The advisory board asked me to become Editor-in-Chief, which I did on January 1, 2018, and I am thrilled to be a part of the path forward.  CourseSource provides a wonderful opportunity for instructors to publish and get credit for their innovative instructional ideas.  CourseSource publications have the potential to increase active learning, encourage new collaborations, and provide evidence of a commitment to high quality teaching.  I have benefited greatly from being a reader, lesson user, author, and Lesson Editor for this journal. On top of this, the partnership with scientific professional societies has strengthened ties between teaching and research.

Now we are in an active growth phase in part because CourseSource received NSF funding to expand the number of articles.  We have added a Senior Editorial Assistant, Erin Vinson, who has been doing a wonderful job of collaborating with our member societies.  We are presenting talks and workshops at several biology society meetings (GSA, ESA, Plant Biology, SDB), writing articles about the importance of publishing innovative classroom lessons (ex. https://academic.oup.com/femsle/article/365/11/fny099/4975272), and guest blogging for societies (ex. http://genestogenomes.org/why-publish-your-class-activities-in-coursesource/).  We also will  be hosting a Writing Studio before the Society for the Advancement of Biology Education Research (SABER) meeting in July to help prospective authors organize and write their lessons.  If you have additional ideas about the best way to promote the journal, please let us know (https://www.coursesource.org/forms/contact-us).     

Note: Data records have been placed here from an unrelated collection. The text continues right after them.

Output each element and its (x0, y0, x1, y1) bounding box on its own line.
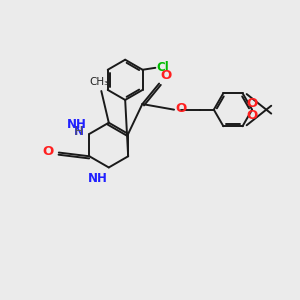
Text: O: O (43, 145, 54, 158)
Text: NH: NH (88, 172, 108, 185)
Text: CH₃: CH₃ (90, 77, 109, 87)
Text: Cl: Cl (156, 61, 169, 74)
Text: NH: NH (67, 118, 86, 131)
Text: O: O (160, 69, 171, 82)
Text: H: H (67, 125, 83, 138)
Text: O: O (247, 109, 258, 122)
Text: N: N (74, 125, 83, 138)
Text: O: O (247, 97, 258, 110)
Text: O: O (175, 102, 186, 115)
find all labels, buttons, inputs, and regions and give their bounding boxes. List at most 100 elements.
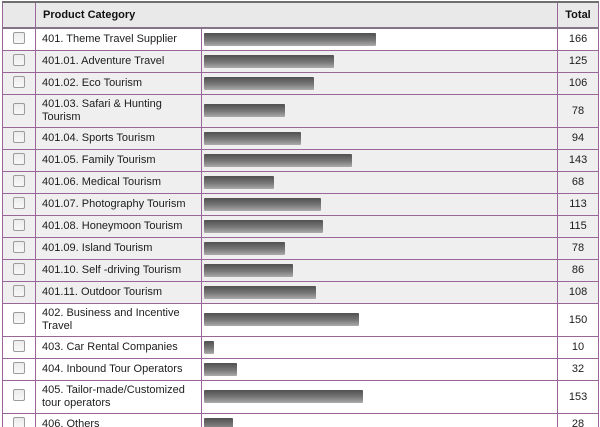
category-label: 401.05. Family Tourism: [35, 148, 202, 172]
table-row: 401.08. Honeymoon Tourism 115: [2, 214, 600, 238]
header-total: Total: [557, 1, 600, 29]
bar-cell: [200, 148, 559, 172]
table-row: 401.10. Self -driving Tourism 86: [2, 258, 600, 282]
category-label: 403. Car Rental Companies: [35, 335, 202, 359]
row-checkbox[interactable]: [13, 361, 25, 374]
bar-cell: [200, 412, 559, 427]
bar-cell: [200, 214, 559, 238]
category-label: 401.07. Photography Tourism: [35, 192, 202, 216]
row-checkbox[interactable]: [13, 196, 25, 209]
checkbox-cell: [2, 258, 36, 282]
header-product-category: Product Category: [34, 1, 559, 29]
category-bar: [204, 153, 352, 167]
row-checkbox[interactable]: [13, 31, 25, 44]
total-value: 113: [557, 192, 600, 216]
total-value: 78: [557, 93, 600, 128]
category-bar: [204, 241, 285, 255]
category-bar: [204, 285, 316, 299]
table-row: 401.11. Outdoor Tourism 108: [2, 280, 600, 304]
checkbox-cell: [2, 148, 36, 172]
category-label: 401. Theme Travel Supplier: [35, 27, 202, 51]
category-bar: [204, 263, 293, 277]
total-value: 108: [557, 280, 600, 304]
bar-cell: [200, 357, 559, 381]
category-label: 401.08. Honeymoon Tourism: [35, 214, 202, 238]
row-checkbox[interactable]: [13, 284, 25, 297]
bar-cell: [200, 236, 559, 260]
row-checkbox[interactable]: [13, 262, 25, 275]
checkbox-cell: [2, 302, 36, 337]
row-checkbox[interactable]: [13, 130, 25, 143]
category-bar: [204, 340, 214, 354]
table-row: 402. Business and Incentive Travel 150: [2, 302, 600, 337]
category-bar: [204, 104, 285, 117]
table-body: 401. Theme Travel Supplier 166 401.01. A…: [2, 27, 600, 427]
table-row: 401.02. Eco Tourism 106: [2, 71, 600, 95]
row-checkbox[interactable]: [13, 416, 25, 427]
category-bar: [204, 219, 323, 233]
category-label: 406. Others: [35, 412, 202, 427]
checkbox-cell: [2, 280, 36, 304]
category-label: 401.04. Sports Tourism: [35, 126, 202, 150]
table-row: 401.05. Family Tourism 143: [2, 148, 600, 172]
total-value: 94: [557, 126, 600, 150]
bar-cell: [200, 302, 559, 337]
bar-cell: [200, 93, 559, 128]
checkbox-cell: [2, 27, 36, 51]
bar-cell: [200, 258, 559, 282]
checkbox-cell: [2, 214, 36, 238]
row-checkbox[interactable]: [13, 174, 25, 187]
category-bar: [204, 313, 359, 326]
table-row: 406. Others 28: [2, 412, 600, 427]
row-checkbox[interactable]: [13, 218, 25, 231]
row-checkbox[interactable]: [13, 312, 25, 324]
row-checkbox[interactable]: [13, 389, 25, 401]
category-label: 405. Tailor-made/Customized tour operato…: [35, 379, 202, 414]
total-value: 115: [557, 214, 600, 238]
category-label: 401.01. Adventure Travel: [35, 49, 202, 73]
total-value: 153: [557, 379, 600, 414]
table-row: 401.03. Safari & Hunting Tourism 78: [2, 93, 600, 128]
table-row: 401.07. Photography Tourism 113: [2, 192, 600, 216]
table-row: 401. Theme Travel Supplier 166: [2, 27, 600, 51]
table-row: 404. Inbound Tour Operators 32: [2, 357, 600, 381]
total-value: 10: [557, 335, 600, 359]
row-checkbox[interactable]: [13, 152, 25, 165]
total-value: 166: [557, 27, 600, 51]
category-bar: [204, 54, 334, 68]
row-checkbox[interactable]: [13, 339, 25, 352]
checkbox-cell: [2, 170, 36, 194]
category-bar: [204, 76, 314, 90]
bar-cell: [200, 126, 559, 150]
bar-cell: [200, 379, 559, 414]
table-row: 401.09. Island Tourism 78: [2, 236, 600, 260]
bar-cell: [200, 49, 559, 73]
total-value: 143: [557, 148, 600, 172]
row-checkbox[interactable]: [13, 240, 25, 253]
checkbox-cell: [2, 357, 36, 381]
total-value: 32: [557, 357, 600, 381]
checkbox-cell: [2, 126, 36, 150]
category-label: 401.09. Island Tourism: [35, 236, 202, 260]
checkbox-cell: [2, 93, 36, 128]
total-value: 125: [557, 49, 600, 73]
table-row: 401.06. Medical Tourism 68: [2, 170, 600, 194]
total-value: 106: [557, 71, 600, 95]
row-checkbox[interactable]: [13, 75, 25, 88]
category-bar: [204, 362, 237, 376]
total-value: 68: [557, 170, 600, 194]
category-label: 402. Business and Incentive Travel: [35, 302, 202, 337]
total-value: 86: [557, 258, 600, 282]
row-checkbox[interactable]: [13, 53, 25, 66]
checkbox-cell: [2, 236, 36, 260]
category-bar: [204, 390, 363, 403]
table-row: 401.01. Adventure Travel 125: [2, 49, 600, 73]
category-label: 404. Inbound Tour Operators: [35, 357, 202, 381]
category-label: 401.02. Eco Tourism: [35, 71, 202, 95]
category-label: 401.10. Self -driving Tourism: [35, 258, 202, 282]
bar-cell: [200, 170, 559, 194]
category-bar: [204, 32, 376, 46]
row-checkbox[interactable]: [13, 103, 25, 115]
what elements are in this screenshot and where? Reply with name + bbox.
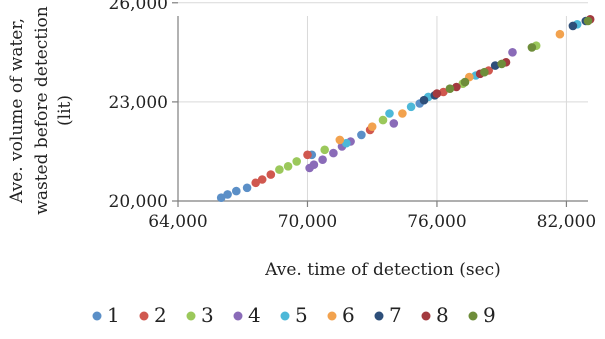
legend-item-1: 1 — [92, 303, 120, 327]
data-point-series-3 — [292, 157, 302, 166]
data-point-series-9 — [460, 77, 470, 87]
legend-marker — [468, 311, 478, 321]
axis-titles: Ave. time of detection (sec) Ave. volume … — [7, 6, 501, 280]
data-point-series-8 — [452, 82, 461, 92]
data-point-series-1 — [216, 193, 226, 202]
data-point-series-3 — [378, 115, 388, 125]
y-tick-label: 26,000 — [109, 0, 168, 14]
legend-label: 6 — [342, 303, 355, 327]
x-tick-label: 64,000 — [148, 212, 207, 232]
data-point-series-5 — [385, 109, 394, 118]
data-point-series-6 — [335, 135, 345, 145]
data-point-series-6 — [398, 109, 407, 118]
data-point-series-4 — [389, 119, 399, 128]
legend-label: 4 — [248, 303, 261, 327]
data-point-series-9 — [445, 84, 455, 93]
data-point-series-3 — [275, 165, 284, 174]
data-point-series-6 — [555, 29, 565, 39]
y-axis-title-line: (lit) — [55, 95, 75, 126]
data-point-series-6 — [367, 122, 377, 131]
legend: 1 2 3 4 5 6 7 8 9 — [92, 303, 496, 327]
data-point-series-1 — [232, 186, 241, 196]
data-point-series-1 — [357, 130, 366, 140]
data-point-series-8 — [432, 89, 442, 98]
legend-marker — [374, 311, 384, 321]
legend-marker — [92, 311, 102, 321]
legend-item-2: 2 — [139, 303, 167, 327]
x-tick-label: 70,000 — [278, 212, 337, 232]
legend-item-7: 7 — [374, 303, 402, 327]
data-point-series-7 — [568, 21, 578, 31]
legend-item-8: 8 — [421, 303, 449, 327]
legend-label: 9 — [483, 303, 496, 327]
data-points — [216, 14, 595, 202]
data-point-series-4 — [508, 48, 517, 57]
data-point-series-4 — [318, 155, 327, 164]
data-point-series-9 — [527, 43, 537, 52]
legend-marker — [233, 311, 243, 321]
data-point-series-1 — [223, 190, 232, 199]
y-axis-title-line: Ave. volume of water, — [7, 18, 27, 204]
data-point-series-9 — [497, 59, 507, 69]
x-tick-label: 76,000 — [407, 212, 466, 232]
data-point-series-7 — [419, 95, 429, 105]
y-tick-label: 23,000 — [109, 93, 168, 113]
legend-marker — [327, 311, 337, 321]
legend-label: 7 — [389, 303, 402, 327]
data-point-series-3 — [320, 145, 330, 155]
legend-item-6: 6 — [327, 303, 355, 327]
data-point-series-2 — [303, 150, 312, 160]
legend-label: 5 — [295, 303, 308, 327]
grid — [177, 2, 588, 202]
data-point-series-4 — [309, 160, 319, 169]
legend-item-9: 9 — [468, 303, 496, 327]
data-point-series-2 — [251, 178, 260, 188]
legend-item-3: 3 — [186, 303, 214, 327]
data-point-series-3 — [283, 162, 293, 171]
data-point-series-9 — [480, 67, 489, 77]
legend-item-5: 5 — [280, 303, 308, 327]
legend-marker — [139, 311, 149, 321]
legend-marker — [421, 311, 431, 321]
legend-label: 8 — [436, 303, 449, 327]
data-point-series-5 — [342, 138, 351, 148]
data-point-series-5 — [406, 102, 416, 112]
data-point-series-7 — [490, 61, 500, 70]
legend-label: 3 — [201, 303, 214, 327]
y-tick-label: 20,000 — [109, 192, 168, 212]
legend-label: 2 — [154, 303, 167, 327]
data-point-series-9 — [583, 16, 593, 26]
x-tick-label: 82,000 — [537, 212, 596, 232]
data-point-series-2 — [266, 170, 276, 179]
legend-marker — [186, 311, 196, 321]
axes — [172, 2, 588, 207]
legend-item-4: 4 — [233, 303, 261, 327]
legend-label: 1 — [107, 303, 120, 327]
y-axis-title-line: wasted before detection — [32, 6, 52, 215]
data-point-series-2 — [439, 87, 448, 97]
data-point-series-1 — [242, 183, 252, 193]
legend-marker — [280, 311, 290, 321]
data-point-series-4 — [329, 148, 338, 158]
data-point-series-2 — [257, 175, 267, 184]
x-axis-title: Ave. time of detection (sec) — [264, 260, 501, 280]
tick-labels: 20,000 23,000 26,000 64,000 70,000 76,000 82,0… — [109, 0, 597, 232]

We also have started a new Essay Series about how readers use CourseSource articles.  The first essay in the series is about using a CourseSource lesson to teach meiosis in a prison classroom (https://www.coursesource.org/courses/teaching-about-fatherless-snakes-in-a-prison-classroom).  We are looking for new submissions for this series, so please let us know if you are interested (https://www.coursesource.org/forms/contact-us).  Possible topics include, but are not limited to: using a CourseSource lesson for a job interview, how lessons can help when teaching a class for the first time, or how collaborations can be started through the development of a lesson.  We welcome your innovative ideas for this essay series.

We also are curious to learn more about how instructors use CourseSource resources, and have been sending out surveys and reaching out to individual readers.  We greatly appreciate any feedback you can provide and will use your comments to understand how to structure this journal to meet your needs.

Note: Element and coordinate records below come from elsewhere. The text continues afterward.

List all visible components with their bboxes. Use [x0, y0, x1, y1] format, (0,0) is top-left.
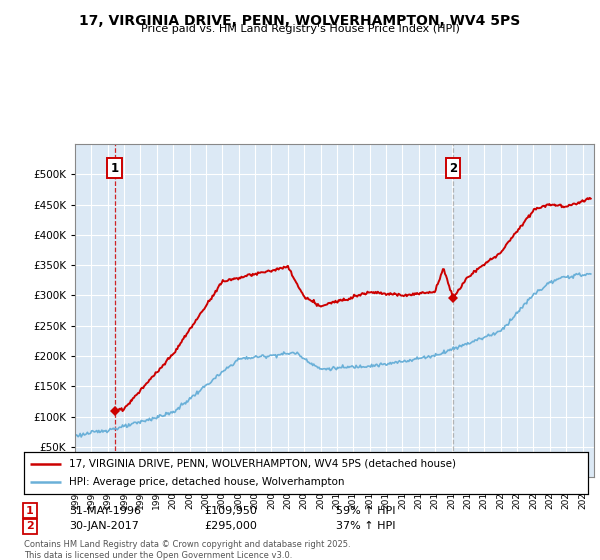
- Text: 17, VIRGINIA DRIVE, PENN, WOLVERHAMPTON, WV4 5PS (detached house): 17, VIRGINIA DRIVE, PENN, WOLVERHAMPTON,…: [69, 459, 456, 469]
- Text: £109,950: £109,950: [204, 506, 257, 516]
- Text: 37% ↑ HPI: 37% ↑ HPI: [336, 521, 395, 531]
- Text: 1: 1: [110, 162, 119, 175]
- Text: 59% ↑ HPI: 59% ↑ HPI: [336, 506, 395, 516]
- Text: Price paid vs. HM Land Registry's House Price Index (HPI): Price paid vs. HM Land Registry's House …: [140, 24, 460, 34]
- Text: 31-MAY-1996: 31-MAY-1996: [69, 506, 141, 516]
- Text: 1: 1: [26, 506, 34, 516]
- Text: 17, VIRGINIA DRIVE, PENN, WOLVERHAMPTON, WV4 5PS: 17, VIRGINIA DRIVE, PENN, WOLVERHAMPTON,…: [79, 14, 521, 28]
- Text: Contains HM Land Registry data © Crown copyright and database right 2025.
This d: Contains HM Land Registry data © Crown c…: [24, 540, 350, 560]
- Text: 2: 2: [26, 521, 34, 531]
- Text: £295,000: £295,000: [204, 521, 257, 531]
- Text: 2: 2: [449, 162, 457, 175]
- Text: 30-JAN-2017: 30-JAN-2017: [69, 521, 139, 531]
- Text: HPI: Average price, detached house, Wolverhampton: HPI: Average price, detached house, Wolv…: [69, 477, 344, 487]
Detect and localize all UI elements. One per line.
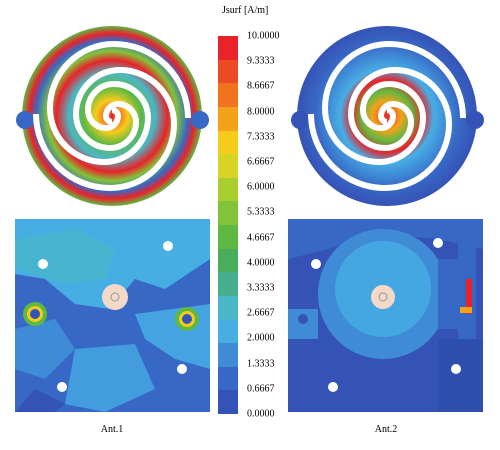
color-scale-tick-label: 4.6667 <box>247 232 275 244</box>
ground-plane-field-plot-ant1 <box>15 219 210 412</box>
spiral-field-plot-ant2 <box>285 20 490 215</box>
color-scale-segment <box>218 343 238 368</box>
color-scale-tick-label: 2.0000 <box>247 332 275 344</box>
color-scale-tick-label: 1.3333 <box>247 358 275 370</box>
spiral-field-plot-ant1 <box>10 20 215 215</box>
color-scale-segment <box>218 225 238 249</box>
color-scale-segment <box>218 272 238 297</box>
color-scale-segment <box>218 366 238 391</box>
color-scale-segment <box>218 177 238 202</box>
color-scale-tick-label: 8.0000 <box>247 106 275 118</box>
color-scale-tick-label: 0.6667 <box>247 383 275 395</box>
color-scale-tick-label: 2.6667 <box>247 307 275 319</box>
color-scale-segment <box>218 248 238 273</box>
color-scale-tick-label: 5.3333 <box>247 206 275 218</box>
color-scale-segment <box>218 319 238 344</box>
legend-title: Jsurf [A/m] <box>222 5 269 16</box>
color-scale-segment <box>218 390 238 415</box>
color-scale-tick-label: 6.0000 <box>247 181 275 193</box>
color-scale-segment <box>218 130 238 155</box>
color-scale-tick-label: 6.6667 <box>247 156 275 168</box>
color-scale-segment <box>218 106 238 131</box>
color-scale-segment <box>218 201 238 226</box>
color-scale-segment <box>218 36 238 60</box>
color-scale-tick-label: 9.3333 <box>247 55 275 67</box>
color-scale-tick-label: 0.0000 <box>247 408 275 420</box>
color-scale-tick-label: 3.3333 <box>247 282 275 294</box>
color-scale-tick-label: 4.0000 <box>247 257 275 269</box>
ground-plane-field-plot-ant2 <box>288 219 483 412</box>
color-scale-segment <box>218 295 238 320</box>
color-scale-segment <box>218 154 238 179</box>
caption-ant2: Ant.2 <box>374 424 398 435</box>
color-scale-tick-label: 7.3333 <box>247 131 275 143</box>
color-scale-bar <box>218 36 238 415</box>
caption-ant1: Ant.1 <box>100 424 124 435</box>
color-scale-tick-label: 10.0000 <box>247 30 280 42</box>
color-scale-tick-label: 8.6667 <box>247 80 275 92</box>
color-scale-segment <box>218 59 238 84</box>
color-scale-segment <box>218 83 238 108</box>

We know from authors that we need to speed up the review process.  We have made changes to accomplish this goal. We have streamlined the evaluation rubric for publication, added additional Course Editors (https://www.coursesource.org/people), and developed a new review process where authors work directly with Course Editors to make editor- and reviewer-requested changes.  The article goes to the Editor-in-Chief for approval and then to a Senior Editor for final copy editing and any last changes. Throughout this process, we promote a culture where reviewers and editors are providing helpful comments that coach the authors through the review process.

Dr. Jess Blum is remaining as the Managing Editor and is working to make the review process more efficient by making improvements to the website.  She also is working to provide new metrics that authors can use in job application and promotion materials, such as number of downloads for each publication.    

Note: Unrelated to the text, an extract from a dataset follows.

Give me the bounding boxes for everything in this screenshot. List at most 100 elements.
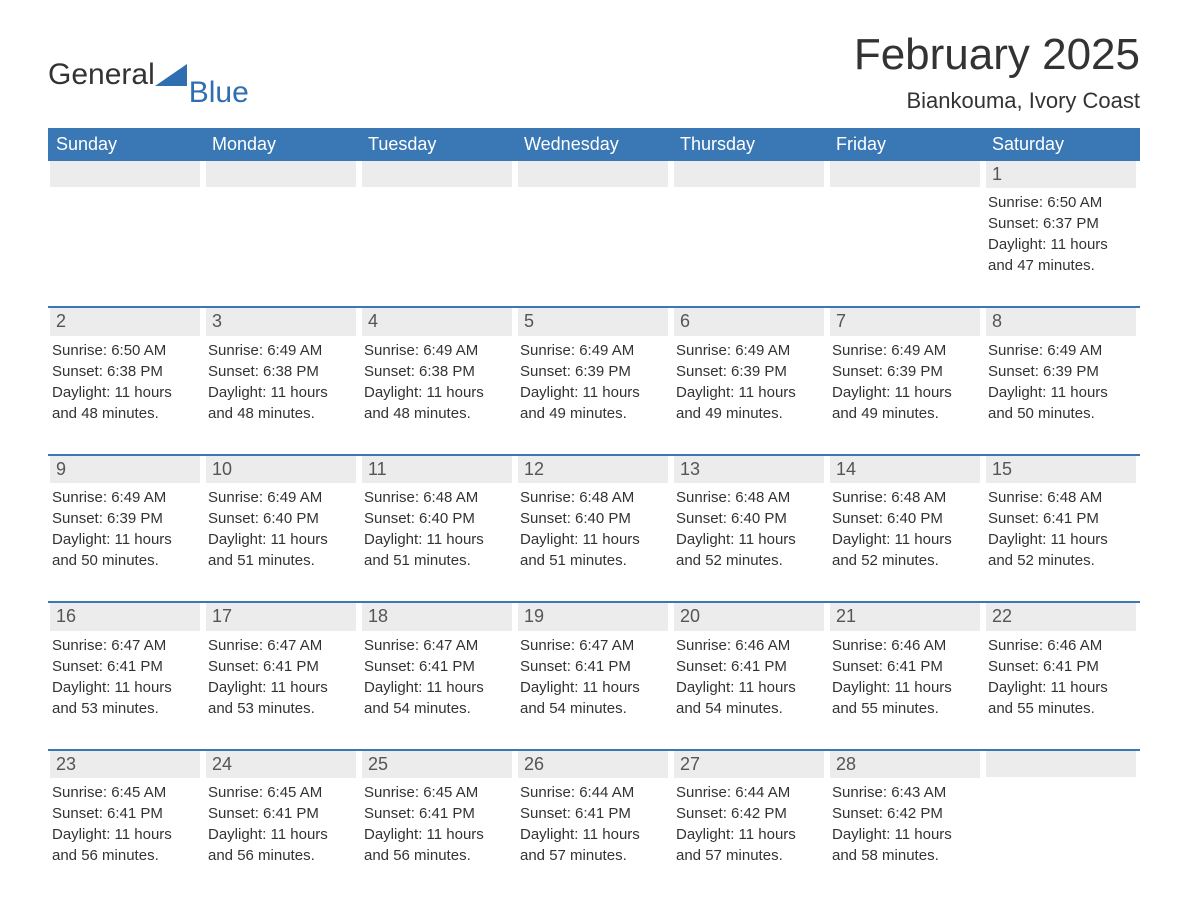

Finally, we are planning for the future of CourseSource by establishing a business model to sustain the journal after the NSF grant funding has ended, and I welcome your ideas and help to complement our ongoing efforts.  Our goal is to keep publication costs as low as possible (ideally free) for readers and authors, and we are actively seeking creative solutions.

Thank you for using CourseSource lessons and sharing your innovative ideas with us!  We look forward to publishing and promoting your next innovation.